Citing poor financial management and poor executive management, MLB commisioner Bud Selig announced last night that the MLB will be taking over all day-to-day operations of the Los Angeles Dodgers until a new owner can be found. Frank McCourt the (current and legal) owner of the Dodgers, has said that he will fight to keep his team, even though he is in the middle of an incredibly messy divorce with his wife, with the Dodgers the biggest bid at stake. There's disagreements over whether Frank should be the sole owner of the franchise after the divorce is finalized, or whether his wife should be the 50% owner post-divorce. In the midst of this, the Dodgers were unable to meet payroll and Frank McCourt was planning to borrow $30 million of TV time money from Fox to finance the team, but Fox declined. Instead, McCourt planned to take a personal loan from Fox in order to pay the team, a serious no-no.

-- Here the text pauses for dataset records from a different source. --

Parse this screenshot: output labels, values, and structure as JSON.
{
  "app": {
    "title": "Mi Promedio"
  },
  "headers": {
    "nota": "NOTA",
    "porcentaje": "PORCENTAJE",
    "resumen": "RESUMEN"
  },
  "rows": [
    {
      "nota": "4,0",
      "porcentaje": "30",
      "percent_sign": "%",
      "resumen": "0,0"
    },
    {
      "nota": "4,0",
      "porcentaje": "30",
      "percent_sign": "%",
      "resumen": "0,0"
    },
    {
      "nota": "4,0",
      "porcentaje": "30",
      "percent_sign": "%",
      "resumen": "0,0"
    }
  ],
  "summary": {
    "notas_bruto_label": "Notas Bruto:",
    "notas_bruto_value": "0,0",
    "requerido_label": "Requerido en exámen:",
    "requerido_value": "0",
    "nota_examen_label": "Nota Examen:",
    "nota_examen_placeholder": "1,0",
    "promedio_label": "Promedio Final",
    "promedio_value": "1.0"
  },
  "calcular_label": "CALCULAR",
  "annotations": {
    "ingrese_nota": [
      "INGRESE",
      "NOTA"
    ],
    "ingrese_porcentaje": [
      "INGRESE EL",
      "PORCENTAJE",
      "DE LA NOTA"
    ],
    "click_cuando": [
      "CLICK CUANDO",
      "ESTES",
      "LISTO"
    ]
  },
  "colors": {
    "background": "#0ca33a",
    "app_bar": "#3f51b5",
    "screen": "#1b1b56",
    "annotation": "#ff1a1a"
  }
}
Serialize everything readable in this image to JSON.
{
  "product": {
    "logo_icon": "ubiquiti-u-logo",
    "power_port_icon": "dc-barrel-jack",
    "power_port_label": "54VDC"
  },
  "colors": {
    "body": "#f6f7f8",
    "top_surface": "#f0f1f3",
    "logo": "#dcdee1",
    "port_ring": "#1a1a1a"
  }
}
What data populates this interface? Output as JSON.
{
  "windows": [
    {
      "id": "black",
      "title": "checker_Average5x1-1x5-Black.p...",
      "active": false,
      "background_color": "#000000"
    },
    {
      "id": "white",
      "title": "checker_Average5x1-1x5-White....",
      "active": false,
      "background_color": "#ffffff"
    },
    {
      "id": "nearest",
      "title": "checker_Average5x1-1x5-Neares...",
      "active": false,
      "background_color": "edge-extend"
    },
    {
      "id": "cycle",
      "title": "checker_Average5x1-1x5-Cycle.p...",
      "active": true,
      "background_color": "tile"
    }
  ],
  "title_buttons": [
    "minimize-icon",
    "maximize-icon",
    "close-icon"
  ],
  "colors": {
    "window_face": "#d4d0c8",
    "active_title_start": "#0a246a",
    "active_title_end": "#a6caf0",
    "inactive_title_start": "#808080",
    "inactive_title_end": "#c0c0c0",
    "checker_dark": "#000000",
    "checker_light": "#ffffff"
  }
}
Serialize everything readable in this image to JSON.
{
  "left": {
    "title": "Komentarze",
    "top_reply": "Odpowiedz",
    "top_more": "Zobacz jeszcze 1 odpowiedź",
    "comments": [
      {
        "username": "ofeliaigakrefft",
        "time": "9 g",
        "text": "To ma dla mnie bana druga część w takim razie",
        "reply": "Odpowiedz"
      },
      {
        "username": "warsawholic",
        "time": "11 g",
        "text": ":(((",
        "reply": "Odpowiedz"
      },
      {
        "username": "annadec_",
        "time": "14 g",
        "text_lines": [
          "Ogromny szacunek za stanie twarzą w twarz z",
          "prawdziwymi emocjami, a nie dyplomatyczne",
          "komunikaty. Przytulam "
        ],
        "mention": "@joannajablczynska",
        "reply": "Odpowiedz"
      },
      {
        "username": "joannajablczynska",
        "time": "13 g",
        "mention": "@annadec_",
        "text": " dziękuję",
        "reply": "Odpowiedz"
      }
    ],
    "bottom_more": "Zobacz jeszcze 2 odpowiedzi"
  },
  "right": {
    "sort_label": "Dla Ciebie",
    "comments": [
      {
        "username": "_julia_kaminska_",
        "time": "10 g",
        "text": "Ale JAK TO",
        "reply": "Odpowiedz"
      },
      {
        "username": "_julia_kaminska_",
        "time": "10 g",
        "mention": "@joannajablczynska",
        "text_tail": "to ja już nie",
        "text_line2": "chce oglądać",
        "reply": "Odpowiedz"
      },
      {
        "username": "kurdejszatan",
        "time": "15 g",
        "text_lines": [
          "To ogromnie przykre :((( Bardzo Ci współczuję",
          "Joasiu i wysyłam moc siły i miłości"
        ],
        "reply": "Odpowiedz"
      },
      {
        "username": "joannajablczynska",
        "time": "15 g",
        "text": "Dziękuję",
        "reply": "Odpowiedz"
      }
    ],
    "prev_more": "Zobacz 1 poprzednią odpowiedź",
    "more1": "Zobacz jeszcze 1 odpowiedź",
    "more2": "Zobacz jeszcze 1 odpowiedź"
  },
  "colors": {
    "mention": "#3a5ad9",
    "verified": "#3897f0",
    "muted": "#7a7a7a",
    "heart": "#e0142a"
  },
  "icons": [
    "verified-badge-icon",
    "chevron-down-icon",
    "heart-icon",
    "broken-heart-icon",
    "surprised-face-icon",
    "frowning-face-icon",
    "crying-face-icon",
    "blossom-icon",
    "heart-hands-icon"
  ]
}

If you thought that was bad, it is without a doubt, McCourt's direct fault the savage beating on opening day at the Dodgers Stadium parking lot, because he fired the head security chief in the offseason and did not bother to hire a new one. Because there is still no security chief, the LAPD has taken over being security guards.
Bud Selig is pissed, especially because the Dodgers are one of the premier legendary franchises in Major League Baseball, among the Yankees, Red Sox, Cubs, White Sox, and Giants. This move is actually welcomed among Dodger fans, especially because it means that McCourts might be out of the news for a while and management of the team can improve, hiring a better General Manager and raising ticket prices for example; season ticket prices dropped from $27,000 to $17,000 in just one year.
This situation is actually a first for baseball, while the Montreal Expos and Texas Rangers were both at one point owned by the MLB, both were given away voluntarily, not taken over as in the case with the Dodgers. When the Expos were owned, the MLB decided to move the franchise to Washington to become the Nationals (which are still the butt of the league's jokes) and the Rangers went to the first World Series (cannot possibly be a coincidence). People can hope that the Dodgers will go through a "magical" turn-around like the Rangers, but it's not likely to happen with their complete lack of a bullpen or reliable hitter other than Andre Ethier.